Love Yourself?
Healthy self-love and self-care. How do these phrases strike you? Can you respond with confidence that healthy self-love is a foundational human need that impacts every aspect of our lives? Or do you rather cringe somewhat inside upon hearing the topic of “self-love”? Wherever you are along this spectrum, I’ll share that in my own upbringing, I carried a lot of confusion around the ideas of self-love/self-care. Somewhere along the lines, I learned to equate self-love with selfishness and self-centeredness. Worldly people caught up in an ego-centric existence talk about “self-love/self-care”—while Christians, on the other hand, are called to lives of humble service to others and so any focus on self must be disordered and sinful.
As I consider these thoughts to which I used to subscribe, I am saddened by the well-intentioned but deep misconception herein, one that keeps us entrapped in an existence far less than the true flourishing, freedom, and fruitfulness to which we are called by God. Consider one of the key passages in all of Scripture from the lips of God in-the-flesh, Jesus Christ: “Love your neighbor, as yourself” (Mark 12:31b)—that is to say, love your neighbor as you love yourself. Let’s just slow down and pause for a moment here, and just sit with the possibility of loving yourself… you, as you are right now—not you in just your “good” moments or the you that sometimes you like to pretend that you are, but the real you, with all your strengths and all your weaknesses.
This call to love and accept ourselves is actually pretty radical and not an easy task, if we’re honest with ourselves. But God calls us to this, and in fact, our capacity to truly love others is contingent upon working through the (often) many subconscious inner blocks we have put up as defense mechanisms in order not to feel the pain we carry from our many (often early) unprocessed life losses—e.g. the loss of security we needed from having a safe, nurturing maternal presence and a strong, protective paternal presence.
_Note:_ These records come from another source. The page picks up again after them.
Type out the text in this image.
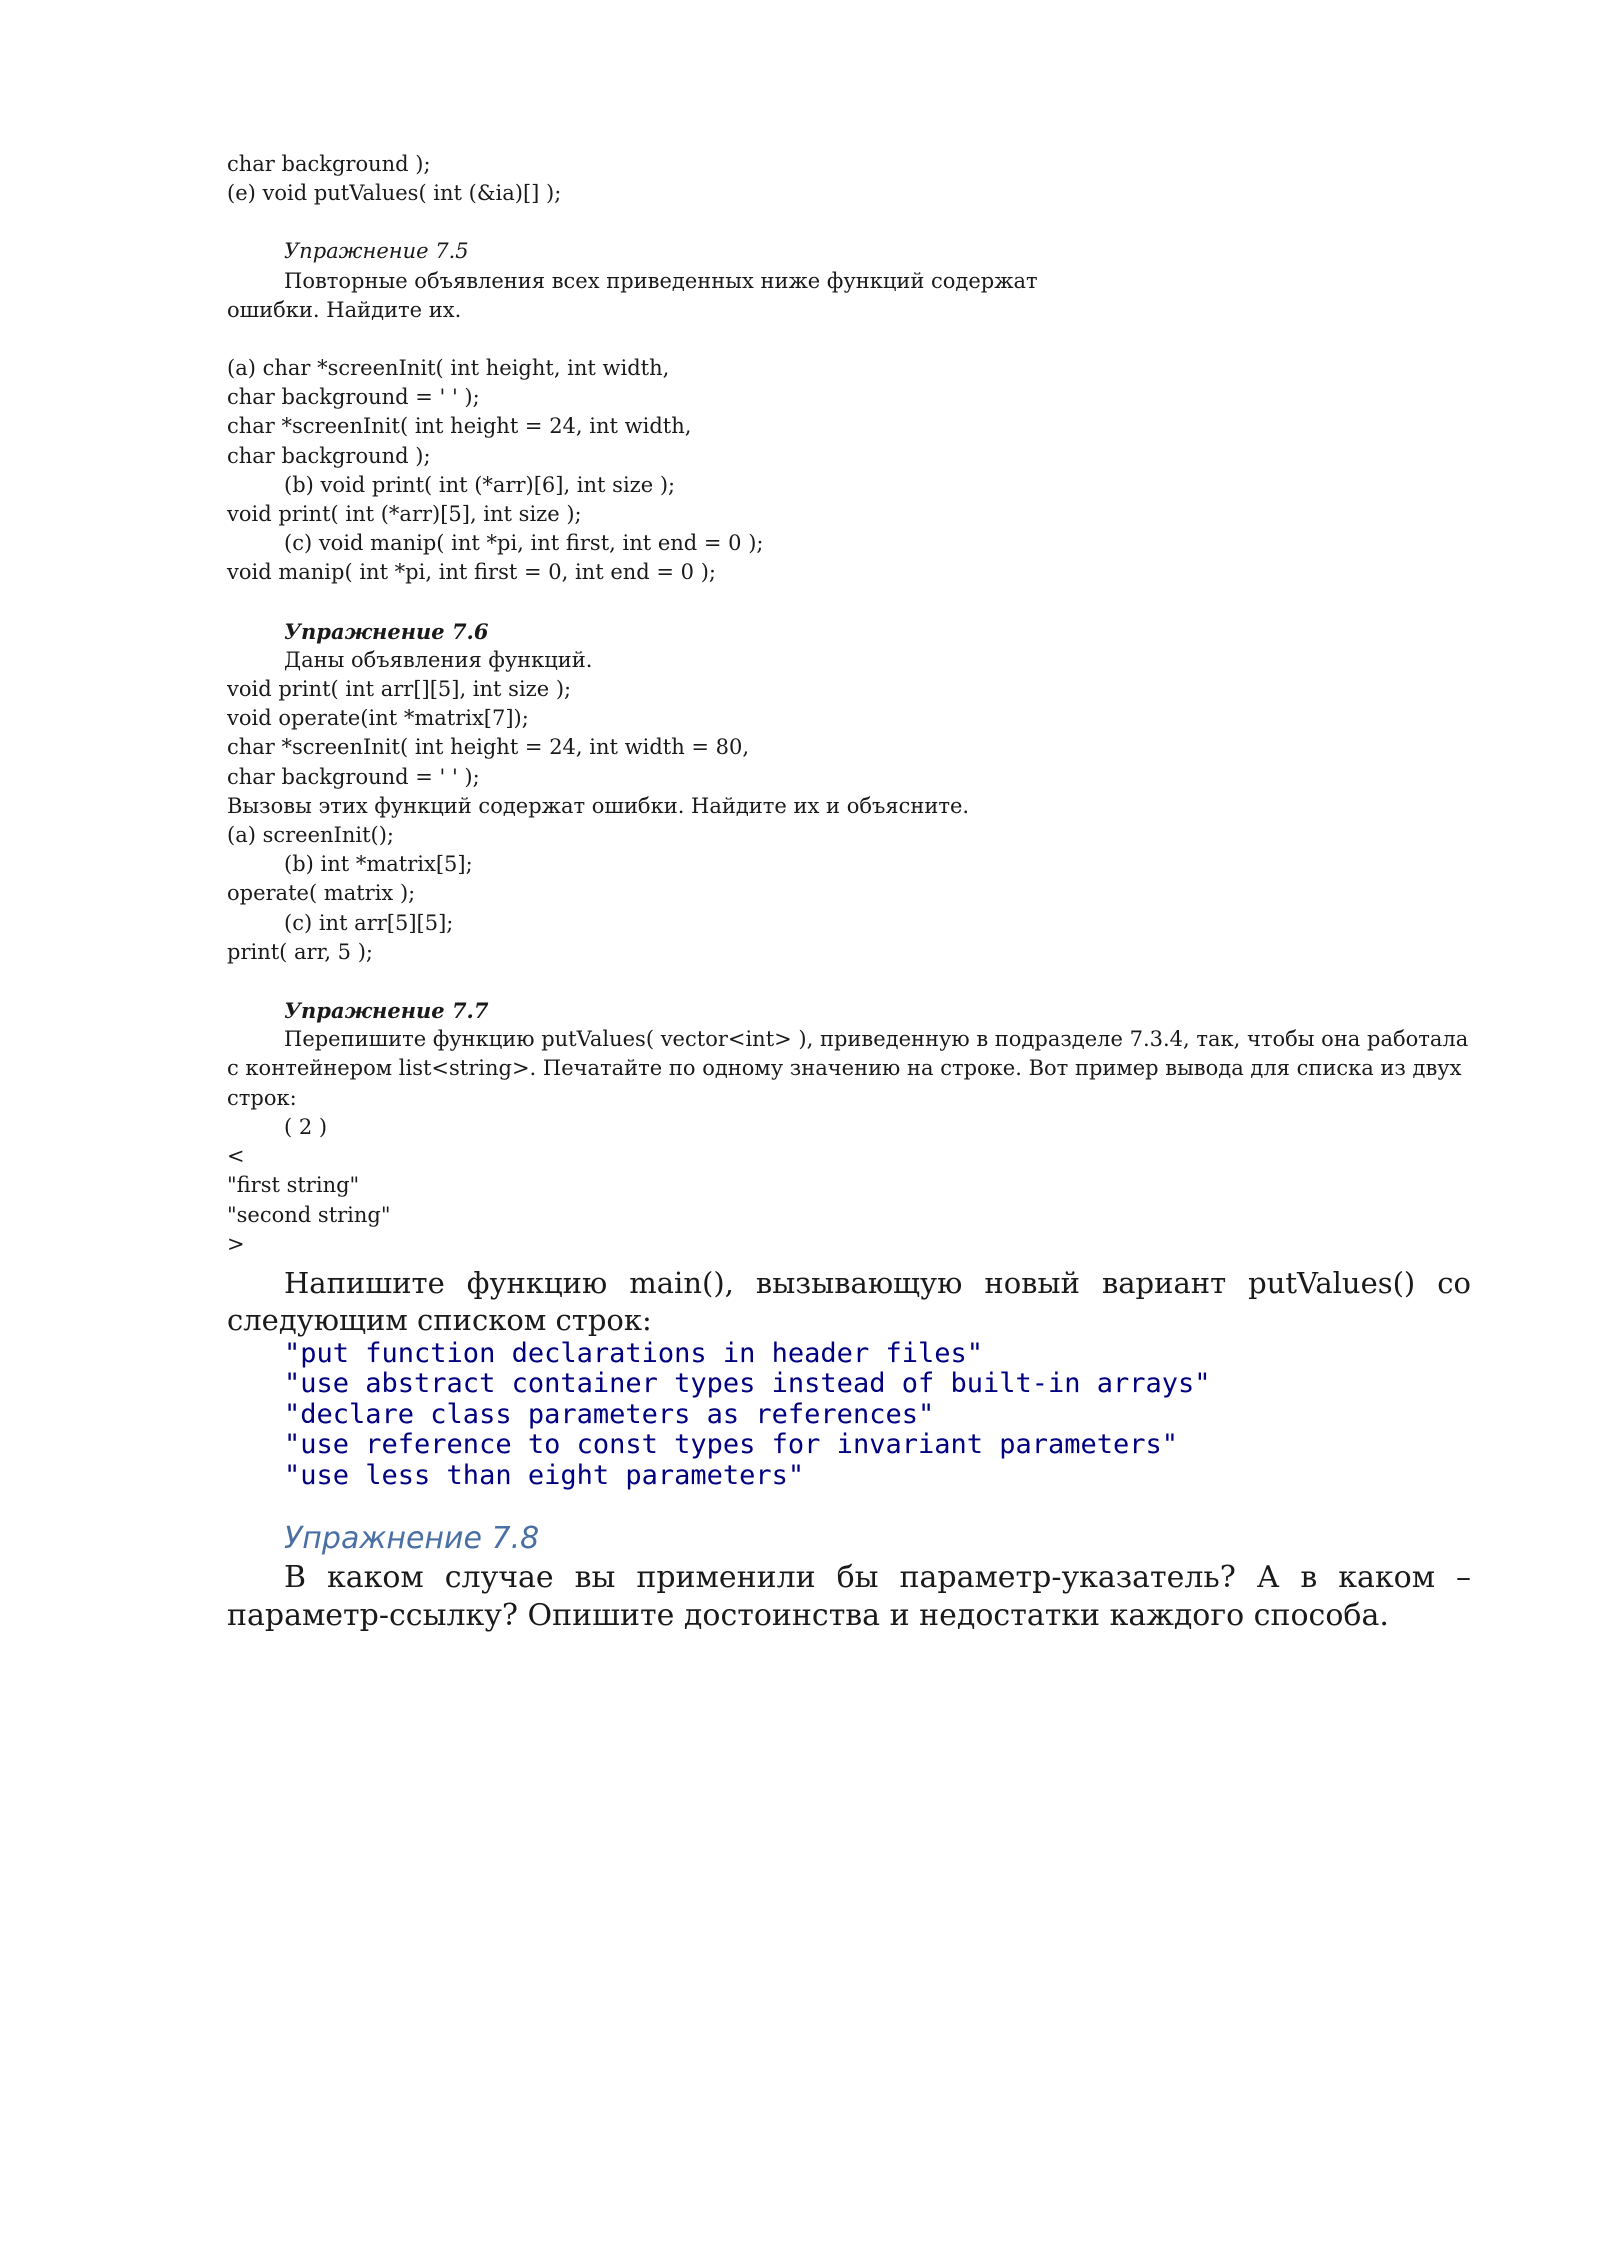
char background );

(e) void putValues( int (&ia)[] );

Упражнение 7.5

Повторные объявления всех приведенных ниже функций содержат

ошибки. Найдите их.

(a) char *screenInit( int height, int width,

char background = ' ' );

char *screenInit( int height = 24, int width,

char background );

(b) void print( int (*arr)[6], int size );

void print( int (*arr)[5], int size );

(c) void manip( int *pi, int first, int end = 0 );

void manip( int *pi, int first = 0, int end = 0 );

Упражнение 7.6

Даны объявления функций.

void print( int arr[][5], int size );

void operate(int *matrix[7]);

char *screenInit( int height = 24, int width = 80,

char background = ' ' );

Вызовы этих функций содержат ошибки. Найдите их и объясните.

(a) screenInit();

(b) int *matrix[5];

operate( matrix );

(c) int arr[5][5];

print( arr, 5 );

Упражнение 7.7

Перепишите функцию putValues( vector<int> ), приведенную в подразделе 7.3.4, так, чтобы она работала с контейнером list<string>. Печатайте по одному значению на строке. Вот пример вывода для списка из двух строк:

( 2 )

<

"first string"

"second string"

>

Напишите функцию main(), вызывающую новый вариант putValues() со следующим списком строк:

"put function declarations in header files"

"use abstract container types instead of built-in arrays"

"declare class parameters as references"

"use reference to const types for invariant parameters"

"use less than eight parameters"

Упражнение 7.8

В каком случае вы применили бы параметр-указатель? А в каком – параметр-ссылку? Опишите достоинства и недостатки каждого способа.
All of us, whether we like to admit it or not, have places of pain in our hearts from unmet core needs (whether of security, love, acceptance, protection, etc.), and in order to try to make sense of our pain, we’ve often (again subconsciously) blamed ourselves for what happened to us, internalizing that there must be something wrong with me, that it must have been my fault that I was not loved, protected, defended, when needed. I must not be loveable, we conclude.
But take heart, friends, for the Lord wants to replace every false belief about ourselves with the beautiful truth that we are his beloved children, just as we are, right now. The more we can be honest with ourselves, with safe people in our life, and ultimately with God in prayer, the more our self-protective layers can gradually be removed, and we can experience the healing love and acceptance for which our hearts desire. I know in my own life as deeper layers of my heart have gradually opened (in counseling, in prayer, on retreats, in support groups) parts of me that I never knew existed have come to light—gifts that I did not even know I had have been unleashed, and desires and callings beyond my wildest dreams have emerged. (I’m not exaggerating!) I pray that you too find those safe relationships in which to reclaim your fierce and beautiful hearts, for the world is waiting for you. People need you. The Church needs you. God needs you.